- Directed by: Lili Horvát
- Written by: Lili Horvát
- Produced by: Lili Horvát; Dóra Csernátony; Emilie Georges; Naima Abed; Alexander Dumreicher-Ivanceanu; Bady Minck; Mirsad Purivatra; Johan Marjanovic; Evan Moore;
- Starring: Rupert Friend; Mackenzie Davis;
- Cinematography: Róbert Maly
- Edited by: Károly Szalai
- Music by: Gábor Keresztes
- Production companies: Amour Fou; Obala Art Centar; AmorFortuna;
- Release date: 2 September 2026 (Venice);
- Running time: 111 minutes
- Countries: Hungary; Austria;
- Language: English

= My Notes on Mars =

2026 science fiction romance film by Lili Horvát

My Notes on Mars is a 2026 science-fiction romance film written and directed by Lili Horvát, in her English-language debut feature. A co-production of Hungary and Austria, it stars Rupert Friend and Mackenzie Davis.

The film had its world premiere as the opening film of the Giornate degli Autori section of the 83rd Venice International Film Festival on 2 September 2026.

==Premise==
A missing scientist reappears, but changed, on the day of her own memorial service having previously disappeared during a hiking trip.

==Cast==
- Mackenzie Davis as Margot
- Rupert Friend as Sam

==Production==
The film marks the English-language feature debut from director Lili Horvát. Horvát directed from her own script and produced with Dóra Csernátony for Poste Restante along with Emilie Georges and Naima Abed of Paradise City, Alexander Dumreicher-Ivanceanu and Bady Minck of Amour Fou and Mirsad Purivatra and Jovan Marjanovic of Obala Art Center, as well as Evan Moore of AmorFortuna. The film received support from the National Film Institute of Hungary.

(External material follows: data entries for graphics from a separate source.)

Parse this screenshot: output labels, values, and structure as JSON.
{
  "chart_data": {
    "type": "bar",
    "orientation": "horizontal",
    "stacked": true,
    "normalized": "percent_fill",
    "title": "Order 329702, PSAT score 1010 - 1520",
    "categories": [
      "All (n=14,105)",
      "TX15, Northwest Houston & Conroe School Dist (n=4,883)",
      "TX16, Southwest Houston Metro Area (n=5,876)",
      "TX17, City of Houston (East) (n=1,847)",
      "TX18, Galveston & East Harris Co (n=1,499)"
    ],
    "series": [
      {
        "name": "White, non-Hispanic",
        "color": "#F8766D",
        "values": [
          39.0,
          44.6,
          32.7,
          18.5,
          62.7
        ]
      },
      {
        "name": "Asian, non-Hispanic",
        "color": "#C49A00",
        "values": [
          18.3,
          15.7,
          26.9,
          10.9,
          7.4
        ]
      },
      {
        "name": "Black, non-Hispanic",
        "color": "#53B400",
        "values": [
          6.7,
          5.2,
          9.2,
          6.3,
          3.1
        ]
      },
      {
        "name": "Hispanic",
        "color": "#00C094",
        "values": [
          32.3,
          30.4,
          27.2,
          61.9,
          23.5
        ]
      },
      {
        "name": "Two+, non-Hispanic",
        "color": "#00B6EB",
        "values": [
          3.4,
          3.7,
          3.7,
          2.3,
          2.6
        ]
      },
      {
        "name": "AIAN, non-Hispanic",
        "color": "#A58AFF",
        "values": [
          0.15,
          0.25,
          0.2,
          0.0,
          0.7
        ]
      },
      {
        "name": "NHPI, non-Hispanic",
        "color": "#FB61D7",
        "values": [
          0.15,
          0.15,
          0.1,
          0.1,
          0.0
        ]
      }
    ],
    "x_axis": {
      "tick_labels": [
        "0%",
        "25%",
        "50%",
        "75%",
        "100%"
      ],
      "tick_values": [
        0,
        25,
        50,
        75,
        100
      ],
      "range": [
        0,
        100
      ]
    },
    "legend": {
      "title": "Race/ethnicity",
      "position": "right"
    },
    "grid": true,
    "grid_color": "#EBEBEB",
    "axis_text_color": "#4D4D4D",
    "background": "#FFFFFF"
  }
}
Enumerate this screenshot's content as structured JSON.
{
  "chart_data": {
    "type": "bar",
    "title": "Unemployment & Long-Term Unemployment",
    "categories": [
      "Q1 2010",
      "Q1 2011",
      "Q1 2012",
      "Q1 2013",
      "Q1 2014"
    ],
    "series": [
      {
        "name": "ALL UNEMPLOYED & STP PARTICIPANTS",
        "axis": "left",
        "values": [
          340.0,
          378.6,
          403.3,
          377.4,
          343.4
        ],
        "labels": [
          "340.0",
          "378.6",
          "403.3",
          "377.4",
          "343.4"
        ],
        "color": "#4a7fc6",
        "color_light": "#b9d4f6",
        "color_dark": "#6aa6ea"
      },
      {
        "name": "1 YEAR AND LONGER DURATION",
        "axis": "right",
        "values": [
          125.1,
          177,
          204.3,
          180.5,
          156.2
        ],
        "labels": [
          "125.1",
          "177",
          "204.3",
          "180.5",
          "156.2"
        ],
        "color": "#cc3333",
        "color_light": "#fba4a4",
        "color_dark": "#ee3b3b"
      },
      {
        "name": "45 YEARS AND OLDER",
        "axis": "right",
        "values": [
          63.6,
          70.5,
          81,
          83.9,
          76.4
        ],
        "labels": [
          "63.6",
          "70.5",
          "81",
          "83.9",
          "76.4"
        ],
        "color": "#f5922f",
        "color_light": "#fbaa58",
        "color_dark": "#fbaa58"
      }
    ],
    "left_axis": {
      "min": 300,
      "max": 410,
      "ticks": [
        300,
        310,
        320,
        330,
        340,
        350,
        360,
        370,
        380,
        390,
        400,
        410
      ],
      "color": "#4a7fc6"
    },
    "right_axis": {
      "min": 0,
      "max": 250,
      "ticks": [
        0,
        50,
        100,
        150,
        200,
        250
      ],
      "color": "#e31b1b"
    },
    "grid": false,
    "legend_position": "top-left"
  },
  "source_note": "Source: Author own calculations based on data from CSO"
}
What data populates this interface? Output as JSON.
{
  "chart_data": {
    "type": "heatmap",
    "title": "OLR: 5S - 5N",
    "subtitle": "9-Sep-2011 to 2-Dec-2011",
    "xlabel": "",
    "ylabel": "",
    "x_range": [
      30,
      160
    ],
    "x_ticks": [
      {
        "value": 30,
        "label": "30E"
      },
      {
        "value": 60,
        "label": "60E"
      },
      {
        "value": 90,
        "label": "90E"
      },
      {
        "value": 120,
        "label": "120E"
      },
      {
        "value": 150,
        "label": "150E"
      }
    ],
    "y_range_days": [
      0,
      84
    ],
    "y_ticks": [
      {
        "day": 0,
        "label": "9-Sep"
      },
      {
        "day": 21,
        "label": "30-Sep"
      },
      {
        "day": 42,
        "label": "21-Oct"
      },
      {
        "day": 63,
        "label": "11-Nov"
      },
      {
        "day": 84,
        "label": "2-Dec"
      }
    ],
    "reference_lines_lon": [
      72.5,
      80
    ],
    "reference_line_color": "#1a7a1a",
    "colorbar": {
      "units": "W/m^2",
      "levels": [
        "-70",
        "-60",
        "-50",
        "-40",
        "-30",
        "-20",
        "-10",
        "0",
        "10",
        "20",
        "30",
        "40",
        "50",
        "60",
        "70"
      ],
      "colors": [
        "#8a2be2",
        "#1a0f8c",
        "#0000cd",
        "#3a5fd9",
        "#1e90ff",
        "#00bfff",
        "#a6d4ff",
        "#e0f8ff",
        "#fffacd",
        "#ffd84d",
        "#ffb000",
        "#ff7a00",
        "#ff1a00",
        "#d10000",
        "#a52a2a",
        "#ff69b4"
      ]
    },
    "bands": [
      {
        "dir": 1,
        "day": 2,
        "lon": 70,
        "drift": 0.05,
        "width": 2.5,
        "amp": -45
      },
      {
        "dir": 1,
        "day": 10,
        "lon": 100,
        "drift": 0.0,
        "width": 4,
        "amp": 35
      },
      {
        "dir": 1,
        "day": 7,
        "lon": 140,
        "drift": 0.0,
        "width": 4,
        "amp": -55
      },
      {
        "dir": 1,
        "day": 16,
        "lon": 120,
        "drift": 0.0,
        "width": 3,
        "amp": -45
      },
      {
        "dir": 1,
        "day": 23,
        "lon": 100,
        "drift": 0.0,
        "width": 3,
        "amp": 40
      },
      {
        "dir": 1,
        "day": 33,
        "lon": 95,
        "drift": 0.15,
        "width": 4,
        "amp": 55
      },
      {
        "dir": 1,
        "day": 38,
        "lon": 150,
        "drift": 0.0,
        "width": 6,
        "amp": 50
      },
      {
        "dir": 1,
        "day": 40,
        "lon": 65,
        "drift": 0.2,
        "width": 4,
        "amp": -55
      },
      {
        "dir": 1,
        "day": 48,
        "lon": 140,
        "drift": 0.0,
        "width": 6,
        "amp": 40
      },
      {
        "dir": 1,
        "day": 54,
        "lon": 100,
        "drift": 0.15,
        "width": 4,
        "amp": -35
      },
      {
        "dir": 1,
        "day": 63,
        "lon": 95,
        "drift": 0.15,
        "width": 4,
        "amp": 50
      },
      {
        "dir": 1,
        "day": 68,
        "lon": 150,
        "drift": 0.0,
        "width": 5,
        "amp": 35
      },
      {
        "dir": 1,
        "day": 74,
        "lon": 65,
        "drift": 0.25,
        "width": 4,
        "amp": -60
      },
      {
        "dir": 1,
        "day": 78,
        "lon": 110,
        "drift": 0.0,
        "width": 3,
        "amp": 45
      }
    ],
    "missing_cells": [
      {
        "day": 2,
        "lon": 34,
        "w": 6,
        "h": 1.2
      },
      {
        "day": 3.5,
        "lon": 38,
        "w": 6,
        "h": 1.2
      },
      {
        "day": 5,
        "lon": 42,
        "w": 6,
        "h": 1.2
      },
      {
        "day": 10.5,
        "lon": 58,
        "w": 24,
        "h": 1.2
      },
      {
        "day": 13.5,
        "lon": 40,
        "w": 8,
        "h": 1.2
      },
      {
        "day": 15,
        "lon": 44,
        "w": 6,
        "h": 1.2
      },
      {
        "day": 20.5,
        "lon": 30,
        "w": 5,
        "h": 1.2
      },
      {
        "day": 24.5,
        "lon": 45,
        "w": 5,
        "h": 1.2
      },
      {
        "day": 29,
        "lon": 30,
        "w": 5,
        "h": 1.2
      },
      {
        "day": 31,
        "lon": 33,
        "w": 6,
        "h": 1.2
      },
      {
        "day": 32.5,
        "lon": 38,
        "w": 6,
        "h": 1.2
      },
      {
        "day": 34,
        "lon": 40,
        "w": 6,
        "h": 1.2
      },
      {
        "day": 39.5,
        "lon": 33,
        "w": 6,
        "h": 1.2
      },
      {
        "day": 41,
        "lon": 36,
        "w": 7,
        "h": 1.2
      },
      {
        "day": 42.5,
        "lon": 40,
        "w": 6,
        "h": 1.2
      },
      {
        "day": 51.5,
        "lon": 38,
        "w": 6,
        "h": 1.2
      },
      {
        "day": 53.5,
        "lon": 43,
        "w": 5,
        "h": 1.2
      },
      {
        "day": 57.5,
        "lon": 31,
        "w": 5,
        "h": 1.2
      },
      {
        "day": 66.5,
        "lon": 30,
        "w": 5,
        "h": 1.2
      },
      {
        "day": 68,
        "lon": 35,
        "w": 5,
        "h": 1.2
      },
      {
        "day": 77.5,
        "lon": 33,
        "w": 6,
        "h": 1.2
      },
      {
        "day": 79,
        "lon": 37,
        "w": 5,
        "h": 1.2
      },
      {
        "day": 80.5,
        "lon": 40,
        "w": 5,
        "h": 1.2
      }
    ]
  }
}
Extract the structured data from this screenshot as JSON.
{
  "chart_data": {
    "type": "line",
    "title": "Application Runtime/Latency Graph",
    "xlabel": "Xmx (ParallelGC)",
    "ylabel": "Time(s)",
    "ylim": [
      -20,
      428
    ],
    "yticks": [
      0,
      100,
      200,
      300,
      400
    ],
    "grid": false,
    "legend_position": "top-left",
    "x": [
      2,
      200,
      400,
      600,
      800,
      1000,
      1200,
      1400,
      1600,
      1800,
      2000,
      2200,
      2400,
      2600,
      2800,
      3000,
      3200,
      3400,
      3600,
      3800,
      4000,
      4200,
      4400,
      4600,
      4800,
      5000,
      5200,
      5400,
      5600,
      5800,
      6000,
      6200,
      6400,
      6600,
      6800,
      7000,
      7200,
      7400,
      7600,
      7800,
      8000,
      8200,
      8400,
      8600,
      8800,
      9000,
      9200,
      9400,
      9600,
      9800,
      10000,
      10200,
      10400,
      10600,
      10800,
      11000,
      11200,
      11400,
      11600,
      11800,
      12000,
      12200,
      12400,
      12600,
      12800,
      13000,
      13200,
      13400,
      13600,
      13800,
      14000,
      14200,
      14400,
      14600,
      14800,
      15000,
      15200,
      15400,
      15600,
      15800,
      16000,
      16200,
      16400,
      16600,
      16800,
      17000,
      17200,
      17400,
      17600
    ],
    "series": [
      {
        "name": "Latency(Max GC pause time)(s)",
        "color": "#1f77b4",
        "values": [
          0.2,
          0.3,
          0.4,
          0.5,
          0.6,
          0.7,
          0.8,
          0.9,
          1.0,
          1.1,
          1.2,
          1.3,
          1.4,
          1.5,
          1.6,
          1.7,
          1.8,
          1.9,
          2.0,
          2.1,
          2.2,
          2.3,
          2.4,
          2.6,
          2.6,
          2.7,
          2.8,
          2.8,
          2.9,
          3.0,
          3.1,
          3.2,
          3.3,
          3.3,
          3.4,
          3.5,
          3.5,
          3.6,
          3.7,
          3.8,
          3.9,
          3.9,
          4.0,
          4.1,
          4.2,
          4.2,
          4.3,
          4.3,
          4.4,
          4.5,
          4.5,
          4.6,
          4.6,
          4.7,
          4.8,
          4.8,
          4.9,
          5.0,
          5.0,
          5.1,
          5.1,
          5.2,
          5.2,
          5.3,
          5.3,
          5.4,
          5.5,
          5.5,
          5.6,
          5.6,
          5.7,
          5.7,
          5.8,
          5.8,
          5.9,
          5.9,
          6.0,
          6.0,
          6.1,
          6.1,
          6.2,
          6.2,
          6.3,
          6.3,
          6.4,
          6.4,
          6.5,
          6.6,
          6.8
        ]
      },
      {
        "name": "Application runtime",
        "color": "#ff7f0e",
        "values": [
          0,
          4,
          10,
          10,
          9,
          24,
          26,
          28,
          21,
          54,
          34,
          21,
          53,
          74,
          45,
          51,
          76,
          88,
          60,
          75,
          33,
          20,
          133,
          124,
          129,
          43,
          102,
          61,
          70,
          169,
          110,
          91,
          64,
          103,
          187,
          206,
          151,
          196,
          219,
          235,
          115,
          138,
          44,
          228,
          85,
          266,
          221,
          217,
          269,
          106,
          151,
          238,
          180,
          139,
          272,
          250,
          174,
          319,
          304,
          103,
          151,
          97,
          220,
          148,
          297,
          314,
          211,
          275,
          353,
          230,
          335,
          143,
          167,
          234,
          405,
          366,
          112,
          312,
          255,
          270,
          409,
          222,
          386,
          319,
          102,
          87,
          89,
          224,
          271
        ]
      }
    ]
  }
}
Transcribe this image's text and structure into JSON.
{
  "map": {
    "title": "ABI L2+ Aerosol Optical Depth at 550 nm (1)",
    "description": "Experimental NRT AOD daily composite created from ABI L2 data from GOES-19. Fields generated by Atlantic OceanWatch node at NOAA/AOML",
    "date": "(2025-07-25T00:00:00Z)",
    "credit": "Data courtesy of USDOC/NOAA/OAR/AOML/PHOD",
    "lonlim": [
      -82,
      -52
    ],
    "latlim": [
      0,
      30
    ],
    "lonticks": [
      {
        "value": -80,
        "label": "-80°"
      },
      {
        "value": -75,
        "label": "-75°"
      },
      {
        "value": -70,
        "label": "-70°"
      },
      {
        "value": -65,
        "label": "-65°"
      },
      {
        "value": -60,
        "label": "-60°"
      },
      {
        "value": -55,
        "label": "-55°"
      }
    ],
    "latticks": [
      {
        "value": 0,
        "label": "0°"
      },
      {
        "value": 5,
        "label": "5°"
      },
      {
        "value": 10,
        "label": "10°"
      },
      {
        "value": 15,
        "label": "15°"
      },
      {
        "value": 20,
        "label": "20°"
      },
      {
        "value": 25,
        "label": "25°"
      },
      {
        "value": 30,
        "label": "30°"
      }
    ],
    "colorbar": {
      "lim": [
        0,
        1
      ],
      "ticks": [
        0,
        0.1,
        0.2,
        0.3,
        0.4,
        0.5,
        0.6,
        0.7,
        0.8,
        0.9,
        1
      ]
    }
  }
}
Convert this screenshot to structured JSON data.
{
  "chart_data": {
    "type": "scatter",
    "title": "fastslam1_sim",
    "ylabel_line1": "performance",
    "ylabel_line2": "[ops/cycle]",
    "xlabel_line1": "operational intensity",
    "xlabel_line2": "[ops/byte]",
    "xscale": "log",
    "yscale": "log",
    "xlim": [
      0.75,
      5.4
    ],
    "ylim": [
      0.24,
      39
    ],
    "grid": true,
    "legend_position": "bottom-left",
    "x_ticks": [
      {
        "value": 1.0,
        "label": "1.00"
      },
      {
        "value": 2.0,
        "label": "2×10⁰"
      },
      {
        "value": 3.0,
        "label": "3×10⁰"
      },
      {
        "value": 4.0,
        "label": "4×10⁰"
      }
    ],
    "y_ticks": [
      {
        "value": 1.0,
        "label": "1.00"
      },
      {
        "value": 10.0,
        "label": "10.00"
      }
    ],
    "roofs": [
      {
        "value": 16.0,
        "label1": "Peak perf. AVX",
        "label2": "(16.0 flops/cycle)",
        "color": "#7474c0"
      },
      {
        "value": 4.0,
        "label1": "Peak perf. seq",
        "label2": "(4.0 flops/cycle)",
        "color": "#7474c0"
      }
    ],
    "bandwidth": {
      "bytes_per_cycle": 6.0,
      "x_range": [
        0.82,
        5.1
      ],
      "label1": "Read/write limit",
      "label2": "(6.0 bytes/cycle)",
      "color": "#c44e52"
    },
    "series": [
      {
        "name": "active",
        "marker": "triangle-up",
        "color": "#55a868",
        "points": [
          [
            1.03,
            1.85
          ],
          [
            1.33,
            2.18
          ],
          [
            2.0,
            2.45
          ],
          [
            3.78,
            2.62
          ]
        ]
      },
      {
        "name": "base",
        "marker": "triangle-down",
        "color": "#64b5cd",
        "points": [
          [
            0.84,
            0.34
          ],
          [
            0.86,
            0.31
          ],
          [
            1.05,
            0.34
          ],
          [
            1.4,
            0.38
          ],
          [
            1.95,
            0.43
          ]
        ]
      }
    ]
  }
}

MIT planetary scientist Gaia Stucky de Quay served as the film's planetary science consultant.

Greta Lee and Andrew Scott initially joined the cast in August 2024. Later, Lee and Scott exited the film, with Mackenzie Davis and Rupert Friend replacing them.

Principal photography began in July 2025 with filming locations including Budapest, Vienna and the Austrian Alps.

==Release==
It will have its world premiere at the 83rd Venice International Film Festival as the opening film of the Giornate Degli Autori section. In October 2026, it will compete at the 2026 BFI London Film Festival in official competition.